September 15, 2016

Study reveals new clues to cystic fibrosis ‘gender gap’

A research team led by structural biologists from Vanderbilt University has come up with the first detailed molecular explanation for a factor that may contribute to the so-called cystic fibrosis (CF) “gender gap.”

A research team led by structural biologists from Vanderbilt University has come up with the first detailed molecular explanation for a factor that may contribute to the so-called cystic fibrosis (CF) “gender gap.”

There is evidence that women with CF die on average two to three years earlier than do men with the devastating lung airway disease. The researchers said their findings, which were published in Science Advances, an offshoot of Science magazine, may lead to improved treatments for CF.

Charles Sanders, Ph.D.
Charles Sanders, Ph.D.

“We think we may be illuminating an important mechanism that contributes to women succumbing earlier to cystic fibrosis,” said Charles Sanders, Ph.D., professor of Biochemistry and Medicine and the Aileen M. Lange and Annie Mary Lyle Professor of Cardiovascular Research at Vanderbilt.

A collaborative team of structural biologists and channel biophysicists that included Sanders and Vanderbilt postdoctoral fellow Brett Kroncke, Ph.D., the paper’s first author, focused on a potassium ion channel called KCNQ1, which in the lung is regulated by a protein called KCNE3.

Cystic fibrosis is caused by mutations in a gene encoding the CF transmembrane conductance regulator (CFTR), an ion channel that normally maintains proper salt balance in the lung. Both males and females can inherit mutations in the CFTR gene, but the female hormone estrogen may make matters worse.

Normally CFTR function is supported by the potassium ion channel KCNQ1, when it is locked in its open position by its regulatory protein, KCNE3. But when estrogen stimulates attachment of a phosphate group to KCNE3, the protein can’t do its job.

As a result, when the channel should be open, struggling to help restore an already disrupted salt balance, it doesn’t do that,” Sanders said. “This may make an already unfortunate situation worse in a gender-specific manner.”

The researchers used sophisticated techniques, including nuclear magnetic resonance (NMR) spectroscopy, electrophysiology, and computational modeling, to create the first three-dimensional model for how estrogen, by interfering with the KCNE3/KCNQ1 complex, disrupts channel function.

In the heart, mutations in the regulation of the same potassium ion channel are associated with long QT syndrome, which increases the risk of life-threatening cardiac arrhythmias.

“The model of the channel that we developed can now also be applied to long QT syndrome and other disorders that are associated with this channel,” Sanders said.

Sanders, one of the paper’s three corresponding (senior) authors, said the paper “illustrates the power of the integrative approach to structural biology, which has been whole-heartedly championed by Vanderbilt’s Center for Structural Biology.”
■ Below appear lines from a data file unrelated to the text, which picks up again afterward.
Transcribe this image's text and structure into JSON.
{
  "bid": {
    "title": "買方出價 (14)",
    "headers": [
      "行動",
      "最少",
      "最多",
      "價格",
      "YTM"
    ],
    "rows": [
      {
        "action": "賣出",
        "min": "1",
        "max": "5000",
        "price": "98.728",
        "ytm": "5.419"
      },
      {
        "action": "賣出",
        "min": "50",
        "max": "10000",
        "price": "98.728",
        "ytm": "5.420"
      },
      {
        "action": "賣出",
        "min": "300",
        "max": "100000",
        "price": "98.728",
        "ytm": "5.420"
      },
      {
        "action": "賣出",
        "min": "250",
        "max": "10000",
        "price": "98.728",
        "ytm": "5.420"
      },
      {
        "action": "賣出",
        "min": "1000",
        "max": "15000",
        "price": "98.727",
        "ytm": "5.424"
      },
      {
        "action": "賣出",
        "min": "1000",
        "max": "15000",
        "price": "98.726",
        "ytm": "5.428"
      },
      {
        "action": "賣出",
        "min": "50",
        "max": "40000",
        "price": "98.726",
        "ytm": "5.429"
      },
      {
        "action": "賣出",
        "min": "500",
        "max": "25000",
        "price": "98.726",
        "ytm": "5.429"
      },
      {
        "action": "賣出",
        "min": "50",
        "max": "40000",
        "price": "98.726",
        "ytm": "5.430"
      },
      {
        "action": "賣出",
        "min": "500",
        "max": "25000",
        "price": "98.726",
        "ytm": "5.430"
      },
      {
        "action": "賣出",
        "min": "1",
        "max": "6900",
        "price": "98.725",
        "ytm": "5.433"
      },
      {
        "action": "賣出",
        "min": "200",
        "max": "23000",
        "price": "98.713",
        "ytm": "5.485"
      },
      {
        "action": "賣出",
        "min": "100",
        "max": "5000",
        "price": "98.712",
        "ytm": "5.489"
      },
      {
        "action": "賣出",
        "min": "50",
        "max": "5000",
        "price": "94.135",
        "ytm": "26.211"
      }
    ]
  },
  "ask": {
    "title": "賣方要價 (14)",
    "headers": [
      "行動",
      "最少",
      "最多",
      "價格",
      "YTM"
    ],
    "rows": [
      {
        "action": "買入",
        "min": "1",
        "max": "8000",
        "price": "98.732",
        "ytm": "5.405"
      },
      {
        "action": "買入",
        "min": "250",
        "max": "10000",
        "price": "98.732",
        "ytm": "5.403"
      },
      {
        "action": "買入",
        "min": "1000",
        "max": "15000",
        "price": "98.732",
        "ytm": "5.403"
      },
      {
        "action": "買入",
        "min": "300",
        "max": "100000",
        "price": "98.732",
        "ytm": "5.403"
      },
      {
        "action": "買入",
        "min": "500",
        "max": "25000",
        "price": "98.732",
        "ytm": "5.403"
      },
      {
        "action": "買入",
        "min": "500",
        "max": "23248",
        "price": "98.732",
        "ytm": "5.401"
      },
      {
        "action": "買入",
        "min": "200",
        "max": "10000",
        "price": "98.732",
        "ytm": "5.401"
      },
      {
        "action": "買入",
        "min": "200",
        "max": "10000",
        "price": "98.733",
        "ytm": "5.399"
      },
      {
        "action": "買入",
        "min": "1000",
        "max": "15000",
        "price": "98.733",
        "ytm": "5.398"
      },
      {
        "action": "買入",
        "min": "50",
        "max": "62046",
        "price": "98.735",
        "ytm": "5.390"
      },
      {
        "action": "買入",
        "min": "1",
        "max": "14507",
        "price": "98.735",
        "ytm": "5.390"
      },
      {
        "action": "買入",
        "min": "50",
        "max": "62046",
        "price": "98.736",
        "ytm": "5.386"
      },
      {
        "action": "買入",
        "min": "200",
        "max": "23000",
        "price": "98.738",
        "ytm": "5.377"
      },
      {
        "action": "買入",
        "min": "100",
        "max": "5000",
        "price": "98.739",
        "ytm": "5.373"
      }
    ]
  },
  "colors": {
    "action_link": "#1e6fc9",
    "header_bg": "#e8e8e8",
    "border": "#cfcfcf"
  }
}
“It relies heavily on experimental work using NMR spectroscopy, biochemistry, electrophysiology and a very heavy dose of computational modeling,” he added. “Without all of these things coming together, this project would not have happened.”

The other corresponding authors were Wade Van Horn, Ph.D., of Arizona State University in Tempe, and Carlos Vanoye, Ph.D., of Northwestern University Feinberg School of Medicine in Chicago.

Other contributors included Jens Meiler, Ph.D., professor of Chemistry and associate professor of Pharmacology and Biomedical Informatics at Vanderbilt, and Alfred George, M.D., chair of Pharmacology at Northwestern and former director of the Division of Genetic Medicine at Vanderbilt.

The research was supported in part by National Institutes of Health RO1 grants DC007416, HL122010 and GM113355.